Sorensen is in no doubt that Guildford was not helped enough after Rarotonga. His sense of regret and disappointment, that Guildford ended up in a $1000-a-week rehabilitation centre this summer is acute.
"There is no doubt we let Zac down 14 months ago," says Sorensen. "We could have done more. We didn't get the results we wanted from the clinicians after Rarotonga. It was their opinion that we should give Zac another go, that he was fit to carry on, and that we didn't need to put him into a recovery situation.
"I was one of the people that let this young man down because instinctively, despite the reports, I knew we weren't doing enough."

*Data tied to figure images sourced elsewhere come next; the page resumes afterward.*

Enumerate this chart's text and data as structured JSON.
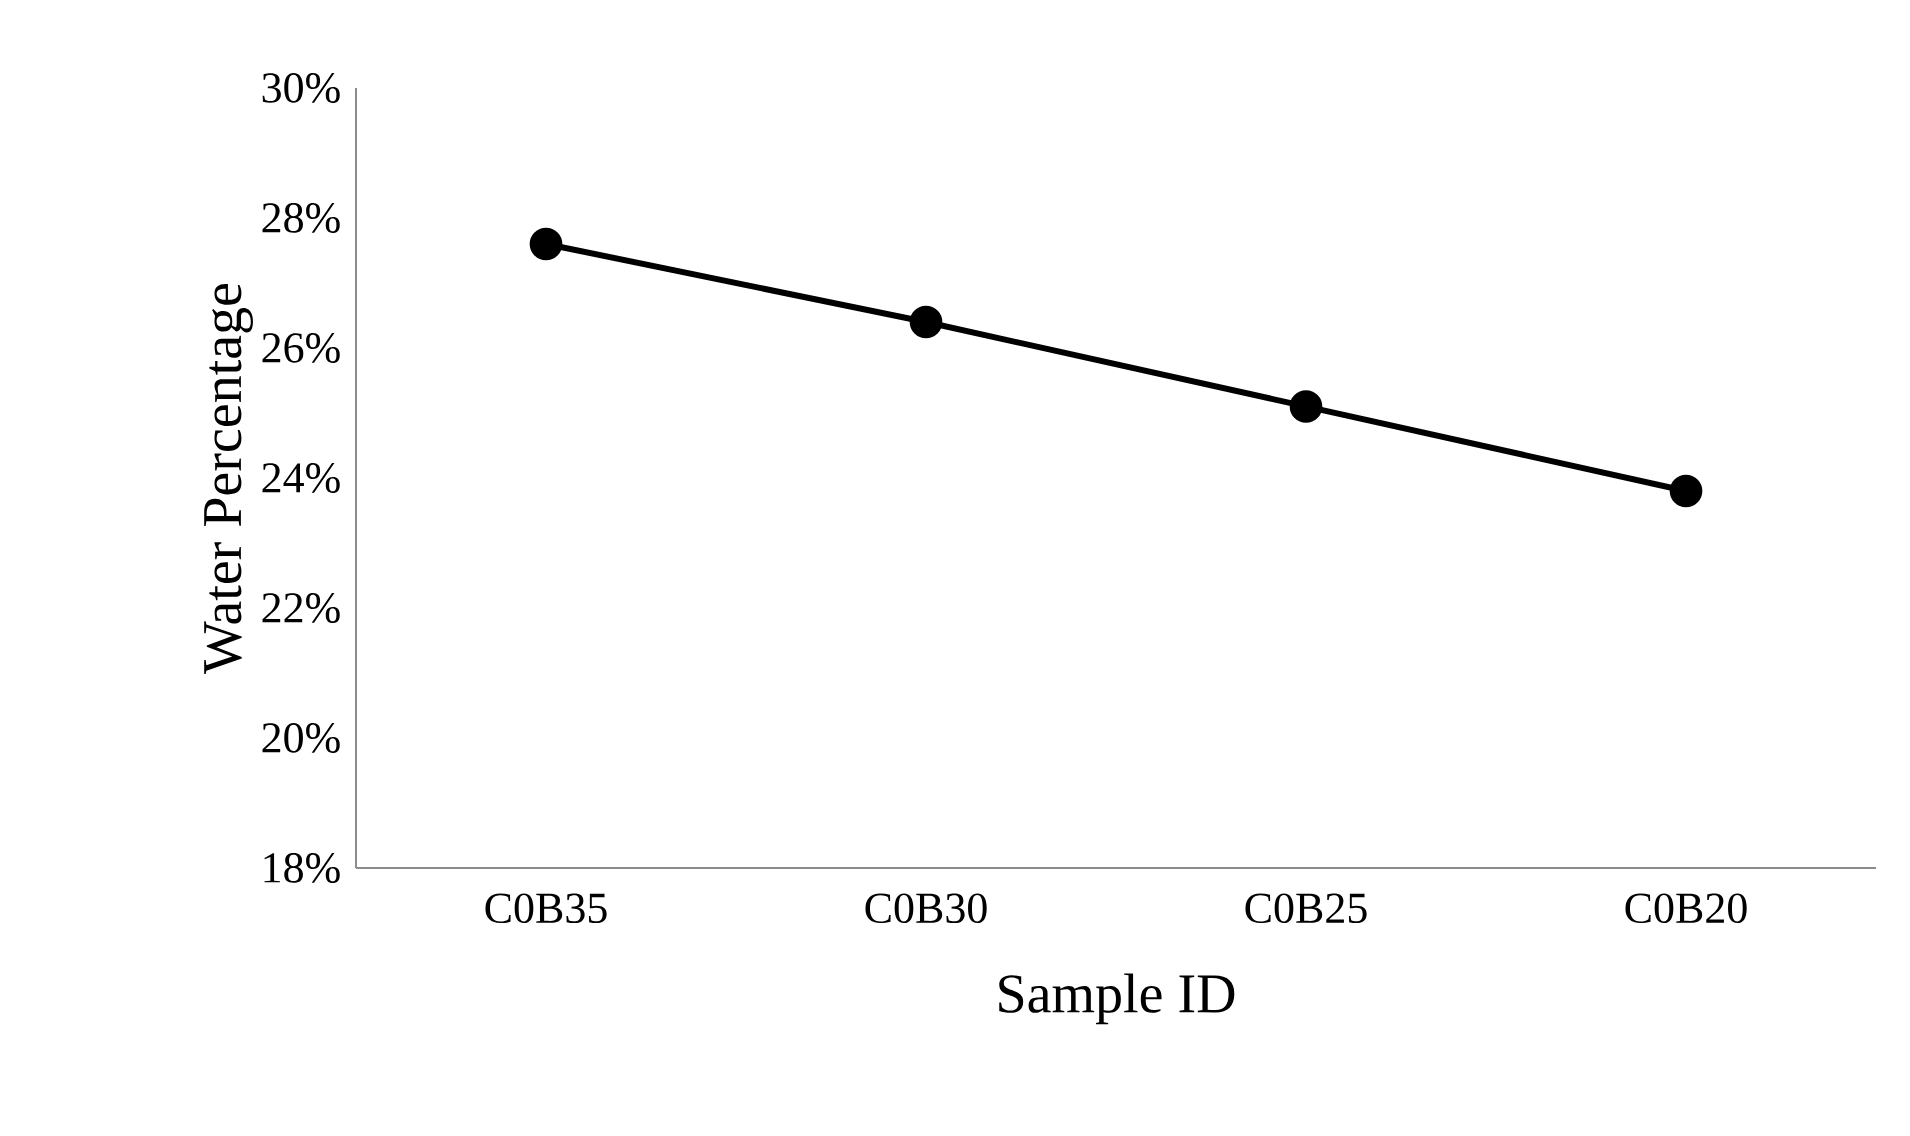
{
  "chart_data": {
    "type": "line",
    "xlabel": "Sample ID",
    "ylabel": "Water Percentage",
    "categories": [
      "C0B35",
      "C0B30",
      "C0B25",
      "C0B20"
    ],
    "series": [
      {
        "color": "#000000",
        "values": [
          27.6,
          26.4,
          25.1,
          23.8
        ]
      }
    ],
    "ylim": [
      18,
      30
    ],
    "yticks": [
      {
        "value": 18,
        "label": "18%"
      },
      {
        "value": 20,
        "label": "20%"
      },
      {
        "value": 22,
        "label": "22%"
      },
      {
        "value": 24,
        "label": "24%"
      },
      {
        "value": 26,
        "label": "26%"
      },
      {
        "value": 28,
        "label": "28%"
      },
      {
        "value": 30,
        "label": "30%"
      }
    ],
    "marker": "circle",
    "line_style": "solid",
    "grid": false,
    "legend": false
  }
}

The Rarotonga episode is seen as the point where intervention should have been stronger. Guildford's antics that day are almost too incredible to believe. The gory details don't need retelling, suffice to note that anyone who can't account for large tracts of their time, ends up naked and bleeding in a bar and commits unprovoked acts of violence, is clearly not in control of their drinking. Yet, as Sorensen says, the medical experts to whom Guildford was referred, saw no explicit signs of illness.
Guildford therefore made the decision to stop drinking and convince himself and others that he was reformed. That he ended up making himself unavailable for the Crusaders in February this year after getting drunk and punching someone at a party didn't surprise Sorensen.

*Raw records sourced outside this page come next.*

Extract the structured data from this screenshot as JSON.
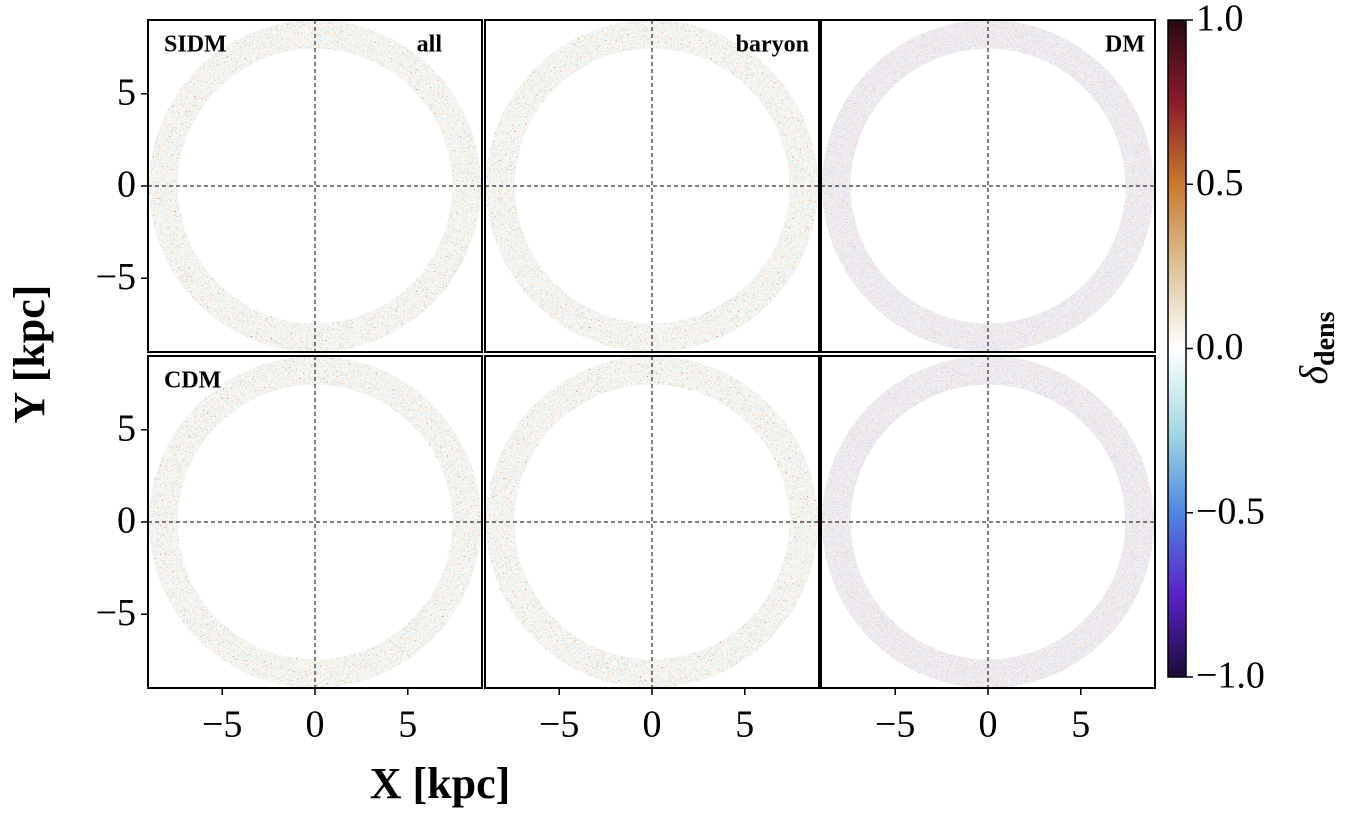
{
  "chart_data": {
    "type": "ring-map-grid",
    "xlabel": "X [kpc]",
    "ylabel": "Y [kpc]",
    "xlim": [
      -9,
      9
    ],
    "ylim": [
      -9,
      9
    ],
    "xticks": [
      {
        "value": -5,
        "label": "−5"
      },
      0,
      5
    ],
    "yticks": [
      {
        "value": -5,
        "label": "−5"
      },
      0,
      5
    ],
    "panels": [
      {
        "left": "SIDM",
        "right": "all"
      },
      {
        "right": "baryon"
      },
      {
        "right": "DM"
      },
      {
        "left": "CDM"
      },
      {},
      {}
    ],
    "colorbar": {
      "label": {
        "symbol": "δ",
        "subscript": "dens"
      },
      "lim": [
        -1,
        1
      ],
      "ticks": [
        {
          "value": 1,
          "label": "1.0"
        },
        {
          "value": 0.5,
          "label": "0.5"
        },
        {
          "value": 0,
          "label": "0.0"
        },
        {
          "value": -0.5,
          "label": "−0.5"
        },
        {
          "value": -1,
          "label": "−1.0"
        }
      ],
      "colormap": [
        "#1b0c36",
        "#5a22c8",
        "#4f86e0",
        "#a6d9e2",
        "#ffffff",
        "#dcc29a",
        "#c87a2e",
        "#8a1b2c",
        "#2a0a12"
      ]
    }
  }
}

It was then the situation took on new layers of complexity. There was an element of guilt and regret that more hadn't been done to help Guildford earlier, yet also concern that leniency would be potentially damaging to the reputation of the game. There was also uncertainty, despite Guildford's proactive seeking of professional help, that he could or would rehabilitate successfully.
"We did have to weigh up a lot of things," says Sorensen. "We have an obligation to the wider organisation and there was the question of reputation damage to consider.
"We had to consider the impact on parents, potential players, current players and sponsors around the issue of someone constantly misbehaving.
"But I think what we can conclude is that a player's welfare will almost certainly always weigh more heavily than the brand considerations.
"And it was important that Zac, who had been in front of me three or four times previously [for drinking offences] was an absolutely different person. He had learned about his drinking, understood it and why he was doing it and all that was backed up by strong medical reports."
Inevitable questions have arisen in the last week about what, if anything, has been learned in the sad case of Guildford.
"You can only manage and understand things within your experience," says Shand. "We [All Black management team] are not trained to assess players clinically or medically at that specialist level."
He says that because now that experience is that bit greater, any player who begins to follow a similar pattern to Guildford will be referred for specialist analysis sooner rather than later.
Now, the assumption won't be made that all those in trouble with alcohol can be fixed by being warned.
"When players present with physical injuries, which is about 99 per cent of the time, we know exactly what to do," says Sorensen. "What we need to do is get better at understanding mental illness."